Reasonable objections we thought, so we added features and content for free. We promoted the product with free trials and low cost subscriptions for reseller access. Then we coaxed, persuaded, sold hard, and made deals. The “contra” became the standard for obtaining press coverage, free ads, mailing lists and promotion in exchange for free participation and future consideration. Activity on the Web site and catalogue grew to 3000 visitors per month with over 800 subscribers and the distributor list increased from three to twelve.

But revenue remained near zero as most reseller subscribers declined to pay for the service. Reasons were “it should be free – let the advertisers pay”, “I don’t use it enough”, “there are lower cost options”, or “we built our own solution”. The audience did not grow fast enough even after we offered it for free, to satisfy the advertisers and content providers. Without persistent and conspicuous sales and marketing efforts, all the participants quickly lost interest. Meanwhile the costs of database maintenance, ongoing development, site hosting, Internet access, sales, marketing, and administration were increasing.

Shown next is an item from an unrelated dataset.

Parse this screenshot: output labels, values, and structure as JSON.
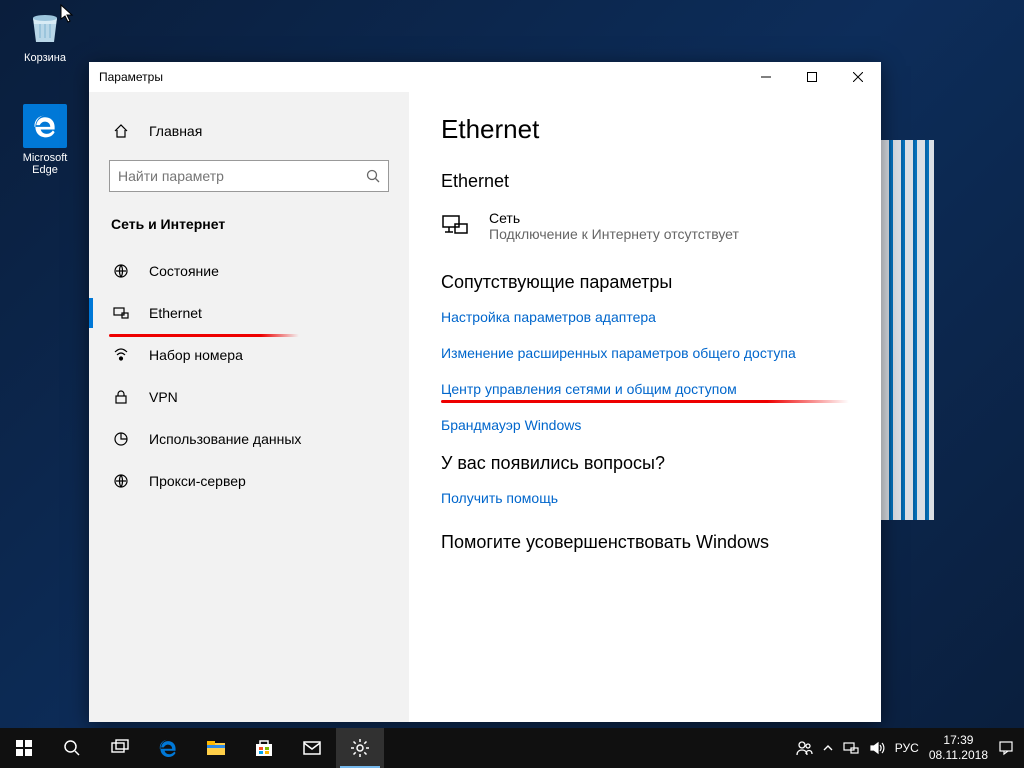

Clearly the old entrepreneurial model of controlling costs and growing revenue was not going to apply. We had to realign our profile to show how zero revenue and high initial costs could still lead to significant investment returns like other well-known Internet ventures. So from early 1999 we started an aggressive search for financing, estimating our requirements at $500,000 to $1,500,000 over the next two years before achieving positive cash flow. More business plans, spreadsheets, and glossy presentations to demonstrate future valuations up to $20 million, even $40 million.

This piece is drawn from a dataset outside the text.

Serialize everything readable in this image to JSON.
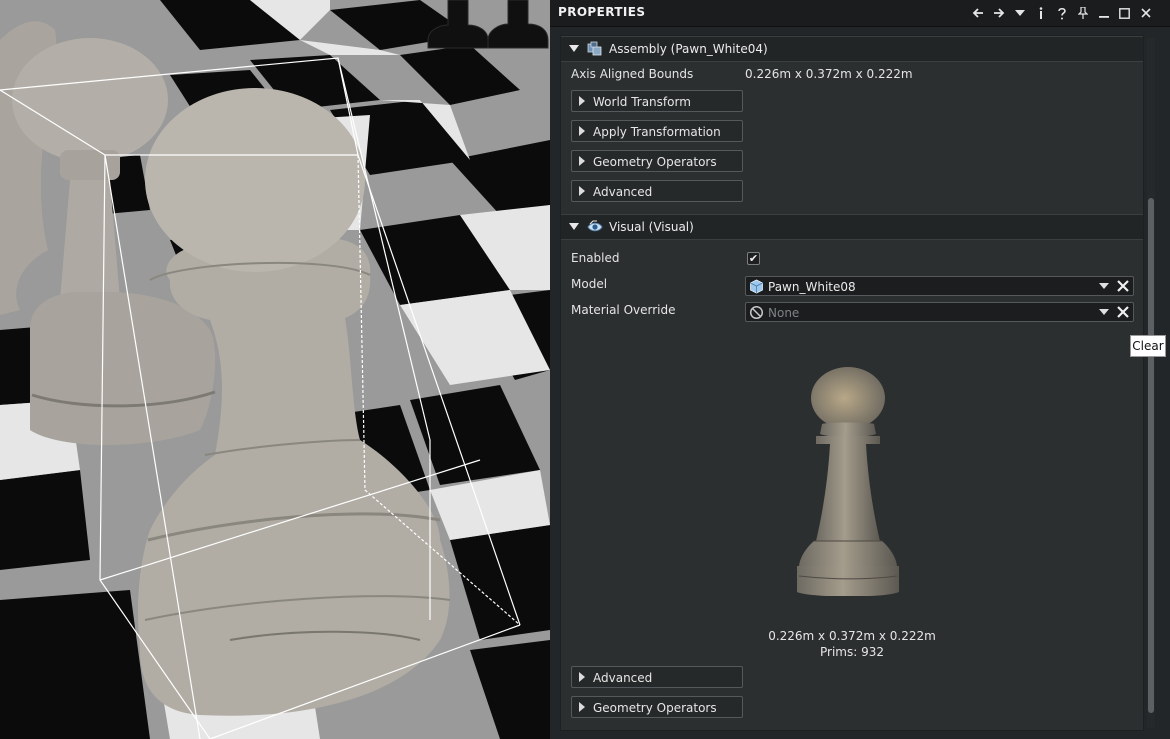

We knocked on many doors, from banks to government agencies, from angel investors to venture capital, from stock promoters to business consultants, and again received lots of encouragement, but no financing. So the founding partners were faced with a continuing cash drain, no relief in sight, and the limits of their own resources rapidly approaching. It was time to put the project on hold. Strategic partners or investors might still be developed to proceed with the project, but the ongoing expenditures were stopped in late 1999.

So what are the lessons learned? We already knew that nothing ventured, nothing gained. We now also knew that big successes in the new economy require big investments. Entrepreneurs may start small, but large investments will be required from new sources to achieve significant success. And no one will put significant money into a venture unless it is the only remaining requirement.

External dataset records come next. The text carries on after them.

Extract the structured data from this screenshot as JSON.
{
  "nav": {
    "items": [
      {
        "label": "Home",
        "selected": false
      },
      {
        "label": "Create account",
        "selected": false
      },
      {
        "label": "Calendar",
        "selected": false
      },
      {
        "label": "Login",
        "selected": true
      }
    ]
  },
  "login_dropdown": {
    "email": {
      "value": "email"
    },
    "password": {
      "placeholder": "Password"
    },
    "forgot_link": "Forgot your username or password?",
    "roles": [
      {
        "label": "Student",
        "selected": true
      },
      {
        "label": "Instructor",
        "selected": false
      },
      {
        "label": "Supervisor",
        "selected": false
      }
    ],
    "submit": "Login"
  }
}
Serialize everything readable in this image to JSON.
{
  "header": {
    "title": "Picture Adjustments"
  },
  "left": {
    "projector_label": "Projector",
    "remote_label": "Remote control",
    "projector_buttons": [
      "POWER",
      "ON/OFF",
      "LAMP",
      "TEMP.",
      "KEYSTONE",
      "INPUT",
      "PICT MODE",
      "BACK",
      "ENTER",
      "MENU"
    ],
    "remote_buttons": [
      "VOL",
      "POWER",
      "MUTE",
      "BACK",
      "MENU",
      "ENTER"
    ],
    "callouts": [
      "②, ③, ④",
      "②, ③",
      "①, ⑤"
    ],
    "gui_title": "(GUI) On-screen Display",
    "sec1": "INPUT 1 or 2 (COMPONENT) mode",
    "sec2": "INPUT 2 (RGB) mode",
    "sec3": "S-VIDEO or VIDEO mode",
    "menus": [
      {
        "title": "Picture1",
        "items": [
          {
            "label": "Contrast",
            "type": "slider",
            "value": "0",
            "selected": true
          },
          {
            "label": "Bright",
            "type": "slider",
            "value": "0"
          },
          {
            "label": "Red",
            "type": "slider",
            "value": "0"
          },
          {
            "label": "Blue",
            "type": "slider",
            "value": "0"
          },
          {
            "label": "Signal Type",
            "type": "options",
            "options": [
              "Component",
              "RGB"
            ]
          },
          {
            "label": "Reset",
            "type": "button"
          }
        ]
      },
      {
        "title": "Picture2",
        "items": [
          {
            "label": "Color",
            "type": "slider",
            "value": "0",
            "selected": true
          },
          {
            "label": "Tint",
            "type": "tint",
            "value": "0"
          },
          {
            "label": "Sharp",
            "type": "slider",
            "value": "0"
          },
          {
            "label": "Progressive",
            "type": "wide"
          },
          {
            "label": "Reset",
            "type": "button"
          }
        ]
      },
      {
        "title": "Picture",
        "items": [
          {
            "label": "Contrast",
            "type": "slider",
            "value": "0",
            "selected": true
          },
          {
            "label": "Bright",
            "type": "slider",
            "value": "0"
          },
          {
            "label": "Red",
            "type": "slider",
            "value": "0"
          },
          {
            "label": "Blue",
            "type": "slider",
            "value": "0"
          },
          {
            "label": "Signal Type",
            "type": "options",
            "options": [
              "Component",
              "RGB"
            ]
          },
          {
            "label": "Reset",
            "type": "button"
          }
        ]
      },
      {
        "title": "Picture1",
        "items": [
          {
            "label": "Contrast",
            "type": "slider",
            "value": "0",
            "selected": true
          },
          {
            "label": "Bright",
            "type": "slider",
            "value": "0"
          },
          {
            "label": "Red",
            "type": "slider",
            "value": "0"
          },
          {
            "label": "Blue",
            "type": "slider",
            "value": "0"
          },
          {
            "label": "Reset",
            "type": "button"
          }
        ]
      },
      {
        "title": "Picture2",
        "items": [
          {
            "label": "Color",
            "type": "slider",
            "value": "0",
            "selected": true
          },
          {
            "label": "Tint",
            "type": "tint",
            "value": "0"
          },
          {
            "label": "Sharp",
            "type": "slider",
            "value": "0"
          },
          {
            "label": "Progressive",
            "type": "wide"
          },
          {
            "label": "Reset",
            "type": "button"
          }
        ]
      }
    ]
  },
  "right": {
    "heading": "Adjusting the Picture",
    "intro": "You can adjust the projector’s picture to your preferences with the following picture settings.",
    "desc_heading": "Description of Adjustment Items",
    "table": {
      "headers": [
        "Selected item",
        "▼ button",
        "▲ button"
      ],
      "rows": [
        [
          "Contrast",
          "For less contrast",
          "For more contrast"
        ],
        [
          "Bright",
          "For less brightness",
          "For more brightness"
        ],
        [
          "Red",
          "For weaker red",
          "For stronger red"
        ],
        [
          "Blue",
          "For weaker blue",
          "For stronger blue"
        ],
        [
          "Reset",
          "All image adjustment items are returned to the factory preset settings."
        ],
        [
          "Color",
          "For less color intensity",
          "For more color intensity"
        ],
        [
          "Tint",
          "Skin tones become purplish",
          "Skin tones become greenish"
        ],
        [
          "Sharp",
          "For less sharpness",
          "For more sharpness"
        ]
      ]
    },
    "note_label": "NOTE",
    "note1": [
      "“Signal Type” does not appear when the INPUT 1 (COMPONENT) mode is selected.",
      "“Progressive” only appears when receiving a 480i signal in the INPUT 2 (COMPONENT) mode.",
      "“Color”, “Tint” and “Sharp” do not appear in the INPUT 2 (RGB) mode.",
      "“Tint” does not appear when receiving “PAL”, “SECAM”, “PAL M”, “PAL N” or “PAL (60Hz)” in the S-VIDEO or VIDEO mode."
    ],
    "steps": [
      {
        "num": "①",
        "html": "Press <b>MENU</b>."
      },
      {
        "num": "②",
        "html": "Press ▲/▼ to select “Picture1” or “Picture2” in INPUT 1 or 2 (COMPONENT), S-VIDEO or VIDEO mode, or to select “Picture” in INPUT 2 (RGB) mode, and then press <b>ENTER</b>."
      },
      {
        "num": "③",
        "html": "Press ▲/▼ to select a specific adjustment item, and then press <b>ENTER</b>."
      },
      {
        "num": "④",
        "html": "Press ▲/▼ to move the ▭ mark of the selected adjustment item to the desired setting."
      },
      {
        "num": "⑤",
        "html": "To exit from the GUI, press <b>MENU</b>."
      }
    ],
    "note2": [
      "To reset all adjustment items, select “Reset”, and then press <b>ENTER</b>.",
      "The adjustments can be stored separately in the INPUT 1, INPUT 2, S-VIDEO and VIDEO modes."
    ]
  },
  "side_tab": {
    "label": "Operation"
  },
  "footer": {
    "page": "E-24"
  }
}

The concept, product, development, marketing and staffing all have to be in place before an investor will provide the final ingredient – his cash. Exceptions are likely only where the management team has already succeeded in the same arena, or the investor himself can deliver the missing elements, such as customers or management skills. No investor is going to take the chance that the entrepreneur with a good concept or product will also be able to deliver the required management and marketing skills to succeed, after he has the cash.

Next time we will know better. And there are side benefits from this expensive learning experience. I can now admit that with the knowledge gained through our association with Intershop Communications, I was confident enough to make an investment in their stock on the German Neue Markt at 65 Euros last year. It went over 400 Euros last month and is still rising with their rapid growth and the prospect of a NASDAQ listing this year. Almost enough to recover my investment in nxtNet.

So the most important lesson is that education in the new economy is essential, and not free, but it can lead to success outside the original plan. Learn, be aware, and be aggressively opportunistic.